Funcionários podem se sentir incomodados ao serem perguntados se são ou não LGBTs
Georgie Cobbs/Unplash e Montagem iG
Funcionários podem se sentir incomodados ao serem perguntados se são ou não LGBTs

Com o Mês do Orgulho LGBTQ+ , celebrado no último mês de junho, questões como diversidade e inclusão ganham holofotes em todo o mundo, especialmente no que diz aos direitos e oportunidades das pessoas da comunidade no mercado de trabalho.

No mundo corporativo, programas como o DE&I (sigla para Diversidade, Equidade & Inclusão), ganharam maior destaque quando as empresas passaram a se adaptar à agenda ESG (sigla em inglês para Ambiental, Social e Governança). Com isso, muitas consultorias passaram a ser procuradas para que as corporações adotassem medidas mais inclusivas, incluindo em suas equipes pessoas que se enquadram na sigla  LGBTQIAPN+ .

Uma  pesquisa global realizada pela PwC, que analisou programas de diversas corporações ao redor do mundo, mostrou que 80% das empresas consideram o tema como prioritário em seus planejamentos de ações. No entanto, 38% dos profissionais LGBTQIAPN+ entrevistados afirmam que o preconceito ainda é presente e que a diversidade continua como um obstáculo para o crescimento profissional.
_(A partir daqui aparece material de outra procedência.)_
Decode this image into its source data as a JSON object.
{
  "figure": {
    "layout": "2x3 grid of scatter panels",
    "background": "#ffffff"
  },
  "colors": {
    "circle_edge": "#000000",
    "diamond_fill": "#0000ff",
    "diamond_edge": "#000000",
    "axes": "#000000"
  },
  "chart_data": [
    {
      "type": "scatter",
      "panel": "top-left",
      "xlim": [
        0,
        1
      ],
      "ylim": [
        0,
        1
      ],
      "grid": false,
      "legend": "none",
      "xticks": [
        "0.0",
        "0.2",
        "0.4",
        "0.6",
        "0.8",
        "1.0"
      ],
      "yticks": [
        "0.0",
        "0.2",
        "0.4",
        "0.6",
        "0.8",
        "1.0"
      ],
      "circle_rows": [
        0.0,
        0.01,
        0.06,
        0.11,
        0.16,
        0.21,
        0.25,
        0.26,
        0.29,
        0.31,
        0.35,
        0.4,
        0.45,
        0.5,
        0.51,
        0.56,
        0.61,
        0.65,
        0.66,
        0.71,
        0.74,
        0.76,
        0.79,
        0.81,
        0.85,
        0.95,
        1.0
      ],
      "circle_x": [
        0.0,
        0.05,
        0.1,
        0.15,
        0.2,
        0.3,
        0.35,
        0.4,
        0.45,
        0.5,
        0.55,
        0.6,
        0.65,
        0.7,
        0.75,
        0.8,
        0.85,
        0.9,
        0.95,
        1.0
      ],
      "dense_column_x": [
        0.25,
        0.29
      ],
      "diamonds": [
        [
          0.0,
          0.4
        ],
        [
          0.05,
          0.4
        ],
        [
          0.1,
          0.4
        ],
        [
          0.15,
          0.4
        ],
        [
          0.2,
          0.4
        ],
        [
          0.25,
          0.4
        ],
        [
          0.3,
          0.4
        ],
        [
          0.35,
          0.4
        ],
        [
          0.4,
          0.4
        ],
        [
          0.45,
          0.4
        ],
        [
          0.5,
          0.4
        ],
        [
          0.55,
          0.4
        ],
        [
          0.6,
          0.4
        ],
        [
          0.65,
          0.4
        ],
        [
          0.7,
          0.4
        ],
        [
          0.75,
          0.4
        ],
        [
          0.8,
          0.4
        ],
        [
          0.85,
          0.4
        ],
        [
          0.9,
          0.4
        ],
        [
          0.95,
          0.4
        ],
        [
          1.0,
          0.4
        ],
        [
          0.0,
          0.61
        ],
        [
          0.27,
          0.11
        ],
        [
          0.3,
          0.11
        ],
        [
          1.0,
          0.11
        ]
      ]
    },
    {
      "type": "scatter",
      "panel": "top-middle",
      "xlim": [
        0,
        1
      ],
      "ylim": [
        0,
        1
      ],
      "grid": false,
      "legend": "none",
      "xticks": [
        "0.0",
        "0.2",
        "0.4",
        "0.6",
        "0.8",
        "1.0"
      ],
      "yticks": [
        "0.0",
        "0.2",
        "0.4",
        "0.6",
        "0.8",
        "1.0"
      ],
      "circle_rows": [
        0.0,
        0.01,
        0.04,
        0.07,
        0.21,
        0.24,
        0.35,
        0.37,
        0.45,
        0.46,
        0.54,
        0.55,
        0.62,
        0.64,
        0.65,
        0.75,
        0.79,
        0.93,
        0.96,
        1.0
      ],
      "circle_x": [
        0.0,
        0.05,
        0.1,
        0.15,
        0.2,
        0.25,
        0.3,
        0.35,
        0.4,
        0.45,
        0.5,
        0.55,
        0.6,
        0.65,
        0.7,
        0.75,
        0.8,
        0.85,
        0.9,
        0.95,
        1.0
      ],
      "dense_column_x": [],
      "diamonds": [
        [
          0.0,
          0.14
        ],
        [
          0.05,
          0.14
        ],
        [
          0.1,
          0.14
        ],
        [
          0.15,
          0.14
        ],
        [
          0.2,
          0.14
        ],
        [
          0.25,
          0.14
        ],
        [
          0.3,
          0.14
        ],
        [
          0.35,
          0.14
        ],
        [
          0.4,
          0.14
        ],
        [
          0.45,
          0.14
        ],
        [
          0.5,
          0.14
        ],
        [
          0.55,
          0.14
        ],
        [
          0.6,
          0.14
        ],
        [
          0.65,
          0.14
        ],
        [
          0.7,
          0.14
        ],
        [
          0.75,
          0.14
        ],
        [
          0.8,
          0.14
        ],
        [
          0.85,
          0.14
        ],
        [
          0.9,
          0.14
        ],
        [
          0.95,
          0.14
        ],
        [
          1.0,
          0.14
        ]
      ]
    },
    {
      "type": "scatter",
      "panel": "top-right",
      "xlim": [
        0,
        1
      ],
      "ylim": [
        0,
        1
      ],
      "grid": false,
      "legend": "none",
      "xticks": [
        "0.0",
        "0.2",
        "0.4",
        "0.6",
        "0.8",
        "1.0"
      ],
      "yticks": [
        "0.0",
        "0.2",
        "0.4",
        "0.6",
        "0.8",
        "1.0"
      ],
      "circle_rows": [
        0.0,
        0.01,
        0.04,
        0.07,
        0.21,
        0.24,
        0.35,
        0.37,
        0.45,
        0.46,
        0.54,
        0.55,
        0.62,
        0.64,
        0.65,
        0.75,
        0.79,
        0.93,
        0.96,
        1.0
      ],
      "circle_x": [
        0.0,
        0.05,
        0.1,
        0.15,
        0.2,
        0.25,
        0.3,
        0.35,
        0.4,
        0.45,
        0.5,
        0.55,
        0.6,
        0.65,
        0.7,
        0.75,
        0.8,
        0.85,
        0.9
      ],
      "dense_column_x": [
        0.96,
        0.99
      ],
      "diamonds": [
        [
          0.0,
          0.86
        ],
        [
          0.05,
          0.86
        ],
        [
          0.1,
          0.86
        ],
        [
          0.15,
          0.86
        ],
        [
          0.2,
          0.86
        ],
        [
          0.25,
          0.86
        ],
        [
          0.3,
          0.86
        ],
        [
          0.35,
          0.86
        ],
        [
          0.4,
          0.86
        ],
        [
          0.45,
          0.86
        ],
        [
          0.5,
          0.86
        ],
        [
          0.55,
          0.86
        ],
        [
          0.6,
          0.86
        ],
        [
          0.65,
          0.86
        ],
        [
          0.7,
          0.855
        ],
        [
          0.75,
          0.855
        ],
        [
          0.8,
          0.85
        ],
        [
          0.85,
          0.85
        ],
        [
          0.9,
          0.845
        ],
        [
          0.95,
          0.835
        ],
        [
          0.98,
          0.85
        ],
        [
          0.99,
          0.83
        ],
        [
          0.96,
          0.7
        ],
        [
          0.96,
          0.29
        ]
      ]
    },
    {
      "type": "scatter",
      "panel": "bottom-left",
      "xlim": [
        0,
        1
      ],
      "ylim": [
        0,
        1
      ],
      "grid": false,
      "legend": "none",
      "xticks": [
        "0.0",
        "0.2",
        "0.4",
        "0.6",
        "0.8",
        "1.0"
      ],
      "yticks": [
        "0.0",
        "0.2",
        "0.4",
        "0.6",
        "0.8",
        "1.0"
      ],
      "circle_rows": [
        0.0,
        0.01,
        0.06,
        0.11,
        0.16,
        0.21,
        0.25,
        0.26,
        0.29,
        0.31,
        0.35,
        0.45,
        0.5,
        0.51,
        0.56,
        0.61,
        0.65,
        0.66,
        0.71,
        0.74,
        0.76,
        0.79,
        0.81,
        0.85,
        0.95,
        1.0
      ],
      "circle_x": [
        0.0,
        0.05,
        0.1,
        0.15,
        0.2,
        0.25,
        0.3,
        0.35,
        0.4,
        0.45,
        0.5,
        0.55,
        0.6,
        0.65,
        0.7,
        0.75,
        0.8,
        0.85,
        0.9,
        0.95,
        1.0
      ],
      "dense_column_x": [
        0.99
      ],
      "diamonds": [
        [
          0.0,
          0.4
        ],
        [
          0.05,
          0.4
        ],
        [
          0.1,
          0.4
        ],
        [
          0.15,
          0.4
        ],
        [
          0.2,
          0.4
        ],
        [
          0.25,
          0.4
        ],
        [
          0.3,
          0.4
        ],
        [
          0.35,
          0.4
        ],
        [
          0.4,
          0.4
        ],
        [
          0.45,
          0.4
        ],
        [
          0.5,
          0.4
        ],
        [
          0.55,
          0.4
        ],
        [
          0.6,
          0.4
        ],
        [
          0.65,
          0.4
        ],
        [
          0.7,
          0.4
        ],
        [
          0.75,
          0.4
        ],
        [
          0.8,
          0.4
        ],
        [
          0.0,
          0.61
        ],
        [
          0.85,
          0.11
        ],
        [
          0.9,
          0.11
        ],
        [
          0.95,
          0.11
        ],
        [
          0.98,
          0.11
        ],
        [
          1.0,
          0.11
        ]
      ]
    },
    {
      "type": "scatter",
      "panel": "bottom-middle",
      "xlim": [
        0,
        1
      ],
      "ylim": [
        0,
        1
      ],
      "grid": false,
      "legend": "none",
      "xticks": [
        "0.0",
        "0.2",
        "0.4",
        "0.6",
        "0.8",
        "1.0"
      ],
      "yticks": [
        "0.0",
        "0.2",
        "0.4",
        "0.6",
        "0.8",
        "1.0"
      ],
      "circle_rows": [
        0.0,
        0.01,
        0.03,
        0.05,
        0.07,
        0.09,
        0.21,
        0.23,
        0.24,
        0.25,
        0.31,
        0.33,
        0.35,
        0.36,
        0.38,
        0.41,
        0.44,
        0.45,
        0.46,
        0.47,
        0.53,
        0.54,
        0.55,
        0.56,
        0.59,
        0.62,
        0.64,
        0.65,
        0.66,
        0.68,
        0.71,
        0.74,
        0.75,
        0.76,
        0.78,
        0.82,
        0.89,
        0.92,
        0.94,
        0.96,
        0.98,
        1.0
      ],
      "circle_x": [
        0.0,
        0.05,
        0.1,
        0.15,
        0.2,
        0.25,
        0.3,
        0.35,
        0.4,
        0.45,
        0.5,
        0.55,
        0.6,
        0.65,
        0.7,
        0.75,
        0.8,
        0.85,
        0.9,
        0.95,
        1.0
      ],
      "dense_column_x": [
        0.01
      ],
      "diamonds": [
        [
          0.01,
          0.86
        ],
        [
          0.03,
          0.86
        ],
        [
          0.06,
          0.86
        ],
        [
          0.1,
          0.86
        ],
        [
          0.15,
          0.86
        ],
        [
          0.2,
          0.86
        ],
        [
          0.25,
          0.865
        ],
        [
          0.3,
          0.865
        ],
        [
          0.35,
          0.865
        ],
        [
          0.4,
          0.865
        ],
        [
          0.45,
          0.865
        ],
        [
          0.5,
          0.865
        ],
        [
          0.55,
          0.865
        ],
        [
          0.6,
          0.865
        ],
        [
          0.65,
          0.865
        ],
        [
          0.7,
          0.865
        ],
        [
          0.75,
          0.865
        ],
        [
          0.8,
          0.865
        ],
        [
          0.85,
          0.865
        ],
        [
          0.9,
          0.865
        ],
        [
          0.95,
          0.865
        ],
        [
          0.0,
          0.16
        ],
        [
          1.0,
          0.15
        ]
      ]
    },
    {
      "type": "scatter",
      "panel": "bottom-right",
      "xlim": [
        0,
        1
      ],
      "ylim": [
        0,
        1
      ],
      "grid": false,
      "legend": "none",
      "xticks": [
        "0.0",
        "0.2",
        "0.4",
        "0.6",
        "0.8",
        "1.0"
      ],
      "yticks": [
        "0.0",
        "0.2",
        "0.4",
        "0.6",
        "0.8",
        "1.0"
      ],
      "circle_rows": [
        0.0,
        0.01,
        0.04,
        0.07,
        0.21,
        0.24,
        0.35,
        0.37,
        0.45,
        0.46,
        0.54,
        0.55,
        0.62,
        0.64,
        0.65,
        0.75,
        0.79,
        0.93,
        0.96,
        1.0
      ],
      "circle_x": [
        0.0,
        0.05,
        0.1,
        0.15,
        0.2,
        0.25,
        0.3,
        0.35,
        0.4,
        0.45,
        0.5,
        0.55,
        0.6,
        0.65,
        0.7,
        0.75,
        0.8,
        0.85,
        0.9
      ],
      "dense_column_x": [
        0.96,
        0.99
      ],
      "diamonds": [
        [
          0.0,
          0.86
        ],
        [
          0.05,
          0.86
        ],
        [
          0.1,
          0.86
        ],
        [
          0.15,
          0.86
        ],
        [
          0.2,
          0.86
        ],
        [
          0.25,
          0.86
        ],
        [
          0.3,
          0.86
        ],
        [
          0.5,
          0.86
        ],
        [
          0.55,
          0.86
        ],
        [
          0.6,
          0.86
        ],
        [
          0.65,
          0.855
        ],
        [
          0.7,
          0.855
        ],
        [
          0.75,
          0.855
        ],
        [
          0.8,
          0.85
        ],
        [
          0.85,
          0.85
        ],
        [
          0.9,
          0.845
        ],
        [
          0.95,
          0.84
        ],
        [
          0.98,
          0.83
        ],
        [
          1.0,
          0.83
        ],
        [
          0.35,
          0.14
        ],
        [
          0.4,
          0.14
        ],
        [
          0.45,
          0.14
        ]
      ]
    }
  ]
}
Nesse quesito, pesquisas como a realizada pela Human Rights Campaign (HRC), que avaliam as melhores empresas para a população LGBTQ+, são importantes para identificar as companhias que melhor se enquadram em quesitos como diversidade e equidade no mercado de trabalho.

O último relatório  HRC Equidade BR mostra que 90% das empresas brasileiras responderam à implementação de uma política formalizada de Diversidade e Inclusão (D&I) e 94% disseram que oferecem cobertura de saúde igual para seus funcionários transgêneros. Além disso, 850 mil funcionários são impactados pelos esforços deste programa, com base nos dados coletados com o estudo.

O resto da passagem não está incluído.